Paris, 13 juillet 2026 – Une trentaine de chefs d’État et de gouvernement se sont retrouvés à l’hôtel des Invalides, à Paris, pour un sommet de la « coalition des volontaires » consacré au soutien militaire à l’Ukraine. Lancée en 2024 par la France et le Royaume-Uni afin de préparer des garanties de sécurité en cas de cessez-le-feu avec la Russie, cette coalition compte désormais 37 membres, dont la quasi-totalité des pays européens, la Turquie, le Canada, l’Australie, le Japon et la Nouvelle-Zélande.
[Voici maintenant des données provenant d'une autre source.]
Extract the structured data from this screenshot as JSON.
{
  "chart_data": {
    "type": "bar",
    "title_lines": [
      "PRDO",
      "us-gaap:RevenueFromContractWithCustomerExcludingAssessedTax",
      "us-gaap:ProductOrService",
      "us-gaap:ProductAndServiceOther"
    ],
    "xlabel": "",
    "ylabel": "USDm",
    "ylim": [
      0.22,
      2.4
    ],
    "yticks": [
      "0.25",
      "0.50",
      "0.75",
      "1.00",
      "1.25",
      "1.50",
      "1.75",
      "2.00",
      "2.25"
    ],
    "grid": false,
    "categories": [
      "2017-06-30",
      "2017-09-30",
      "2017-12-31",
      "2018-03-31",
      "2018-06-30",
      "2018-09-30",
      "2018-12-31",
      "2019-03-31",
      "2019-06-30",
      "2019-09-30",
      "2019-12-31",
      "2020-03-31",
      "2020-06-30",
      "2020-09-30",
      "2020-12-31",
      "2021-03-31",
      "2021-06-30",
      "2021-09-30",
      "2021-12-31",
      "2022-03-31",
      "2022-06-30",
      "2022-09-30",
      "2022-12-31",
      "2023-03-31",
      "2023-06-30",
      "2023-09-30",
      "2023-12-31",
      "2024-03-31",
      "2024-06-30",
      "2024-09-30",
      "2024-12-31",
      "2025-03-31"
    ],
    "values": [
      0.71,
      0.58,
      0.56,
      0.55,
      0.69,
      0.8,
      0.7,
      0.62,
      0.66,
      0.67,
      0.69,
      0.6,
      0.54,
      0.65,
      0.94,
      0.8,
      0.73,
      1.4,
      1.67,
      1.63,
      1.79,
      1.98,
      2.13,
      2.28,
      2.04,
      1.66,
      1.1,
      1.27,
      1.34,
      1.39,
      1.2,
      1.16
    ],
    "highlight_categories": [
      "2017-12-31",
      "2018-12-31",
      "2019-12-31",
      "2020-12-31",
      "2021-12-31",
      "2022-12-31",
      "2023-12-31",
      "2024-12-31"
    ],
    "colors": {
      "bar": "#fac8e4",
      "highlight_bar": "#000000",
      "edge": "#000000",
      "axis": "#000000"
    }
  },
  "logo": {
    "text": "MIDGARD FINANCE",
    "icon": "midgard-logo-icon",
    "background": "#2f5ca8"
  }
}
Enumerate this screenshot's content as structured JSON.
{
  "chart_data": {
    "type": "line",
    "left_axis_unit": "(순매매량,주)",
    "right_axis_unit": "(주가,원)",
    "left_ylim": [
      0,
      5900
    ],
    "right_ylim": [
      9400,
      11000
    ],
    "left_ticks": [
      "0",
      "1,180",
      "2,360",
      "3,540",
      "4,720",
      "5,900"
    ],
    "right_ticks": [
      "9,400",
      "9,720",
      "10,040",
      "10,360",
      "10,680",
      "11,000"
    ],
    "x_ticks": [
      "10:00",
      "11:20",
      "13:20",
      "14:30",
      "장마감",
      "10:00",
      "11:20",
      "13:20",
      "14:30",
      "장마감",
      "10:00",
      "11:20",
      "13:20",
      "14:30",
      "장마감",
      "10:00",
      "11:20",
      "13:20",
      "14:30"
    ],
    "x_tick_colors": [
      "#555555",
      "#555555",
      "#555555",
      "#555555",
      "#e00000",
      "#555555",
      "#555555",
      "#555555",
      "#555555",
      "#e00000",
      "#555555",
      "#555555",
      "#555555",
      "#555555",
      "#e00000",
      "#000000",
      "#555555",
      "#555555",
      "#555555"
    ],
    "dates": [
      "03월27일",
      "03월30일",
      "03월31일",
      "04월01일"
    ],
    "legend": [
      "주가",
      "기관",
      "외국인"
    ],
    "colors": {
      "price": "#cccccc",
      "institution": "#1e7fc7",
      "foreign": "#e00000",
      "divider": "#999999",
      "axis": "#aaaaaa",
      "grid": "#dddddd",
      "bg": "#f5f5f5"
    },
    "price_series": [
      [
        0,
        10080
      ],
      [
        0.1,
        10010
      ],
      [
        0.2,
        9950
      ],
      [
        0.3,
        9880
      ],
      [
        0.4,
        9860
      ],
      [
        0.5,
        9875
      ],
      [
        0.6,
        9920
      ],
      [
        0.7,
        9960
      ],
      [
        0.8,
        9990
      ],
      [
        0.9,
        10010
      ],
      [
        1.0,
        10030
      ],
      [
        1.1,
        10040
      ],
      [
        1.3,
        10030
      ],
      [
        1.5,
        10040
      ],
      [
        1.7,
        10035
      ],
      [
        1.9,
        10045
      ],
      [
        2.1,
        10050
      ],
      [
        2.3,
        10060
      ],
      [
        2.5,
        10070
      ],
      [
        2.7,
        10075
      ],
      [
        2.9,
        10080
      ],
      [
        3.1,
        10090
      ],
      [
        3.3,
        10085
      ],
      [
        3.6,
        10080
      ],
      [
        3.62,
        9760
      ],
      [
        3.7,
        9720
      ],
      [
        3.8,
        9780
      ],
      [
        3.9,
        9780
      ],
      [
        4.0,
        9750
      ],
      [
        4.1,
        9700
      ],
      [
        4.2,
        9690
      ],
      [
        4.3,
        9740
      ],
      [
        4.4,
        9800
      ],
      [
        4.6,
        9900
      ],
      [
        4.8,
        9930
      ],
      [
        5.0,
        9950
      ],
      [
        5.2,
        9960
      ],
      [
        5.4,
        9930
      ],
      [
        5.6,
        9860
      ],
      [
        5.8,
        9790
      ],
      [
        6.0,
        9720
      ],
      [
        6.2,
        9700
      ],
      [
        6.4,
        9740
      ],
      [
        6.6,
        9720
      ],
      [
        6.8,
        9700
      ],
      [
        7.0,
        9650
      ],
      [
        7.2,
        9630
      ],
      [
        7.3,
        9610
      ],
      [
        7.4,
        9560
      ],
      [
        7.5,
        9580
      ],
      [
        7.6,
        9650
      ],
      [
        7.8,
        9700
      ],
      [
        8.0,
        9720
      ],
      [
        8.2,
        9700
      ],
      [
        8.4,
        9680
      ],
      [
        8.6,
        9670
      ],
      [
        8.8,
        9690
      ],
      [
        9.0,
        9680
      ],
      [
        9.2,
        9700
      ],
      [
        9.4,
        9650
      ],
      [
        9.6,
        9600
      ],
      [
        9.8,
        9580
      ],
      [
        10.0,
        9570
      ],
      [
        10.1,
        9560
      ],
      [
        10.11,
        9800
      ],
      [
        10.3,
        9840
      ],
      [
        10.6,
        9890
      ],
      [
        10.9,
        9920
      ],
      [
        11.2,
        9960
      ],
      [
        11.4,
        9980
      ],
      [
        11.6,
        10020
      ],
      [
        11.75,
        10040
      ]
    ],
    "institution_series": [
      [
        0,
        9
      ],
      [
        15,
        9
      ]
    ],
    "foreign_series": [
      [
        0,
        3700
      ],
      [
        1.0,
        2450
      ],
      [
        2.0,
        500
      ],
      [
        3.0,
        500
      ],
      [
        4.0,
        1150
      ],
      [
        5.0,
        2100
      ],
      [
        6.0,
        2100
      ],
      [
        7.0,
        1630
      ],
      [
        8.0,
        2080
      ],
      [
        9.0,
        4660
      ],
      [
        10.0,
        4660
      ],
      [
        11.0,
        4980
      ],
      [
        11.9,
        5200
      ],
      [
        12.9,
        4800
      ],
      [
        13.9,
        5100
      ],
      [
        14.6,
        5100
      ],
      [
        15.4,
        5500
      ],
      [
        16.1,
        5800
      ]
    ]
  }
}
Les États-Unis n’en font pas partie, mais le président américain Donald Trump a manifesté un revirement récent en faveur de Kiev, notamment lors du G7 d’Évian et du sommet de l’OTAN à Ankara.
Création d’une « alliance antibalistique »
Le président ukrainien Volodymyr Zelensky a salué l’émergence d’une « coalition antibalistique », fruit d’un accord entre neuf pays européens et l’Ukraine. Ce partenariat vise à développer des capacités de défense antimissile face à la menace balistique russe. « C’est une journée historique pour nous tous », a déclaré Volodymyr Zelensky à l’issue de la réunion. De son côté, Emmanuel Macron a confirmé que la force multinationale dédiée à l’Ukraine, dont l’état-major est installé au Mont-Valérien, près de Paris, est désormais « prête à agir ». Le commandement de cette force doit passer de la France au Royaume-Uni pour les douze prochains mois.
Livraisons d’armements et commande de Rafale
Les alliés ont réitéré leur détermination à amplifier l’aide militaire. Plusieurs armements doivent être livrés à court terme. Kiev a parallèlement annoncé la commande de seize avions de chasse Rafale, un signal fort de la montée en puissance de sa coopération avec l’industrie de défense française. Environ 500 militaires européens et ukrainiens participeront au défilé du 14 Juillet sur les Champs-Élysées, symbole de cette solidarité affichée.
La Russie dénonce une « coalition va-t-en-guerre »
Moscou a immédiatement condamné ce sommet, qualifiant la coalition de « va-t-en-guerre ». La réaction russe intervient alors que le conflit entre dans sa cinquième année et que la pression militaire s’accentue sur l’Ukraine. La coalition, elle, insiste sur son objectif : « mettre l’Ukraine dans la position la plus forte possible », selon les termes employés par des participants.
Un « réveil stratégique » européen
Pour Emmanuel Macron, ce sommet s’inscrit dans la volonté de renforcer l’autonomie stratégique de l’Europe. La coalition des volontaires, après avoir abouti en janvier 2026 à une « Déclaration de Paris » sur les garanties de sécurité, passe désormais à une phase opérationnelle. Des exercices conjoints doivent être multipliés dans les mois à venir. Si tous les États membres ne sont pas prêts à déployer des troupes au sol en Ukraine, les moyens militaires – missiles, drones, défense aérienne – sont désormais mieux définis pour surveiller et garantir un éventuel cessez-le-feu.
Ce sommet parisien marque ainsi un tournant dans l’engagement des alliés, qui entendent montrer que leurs promesses ne restent pas lettre morte.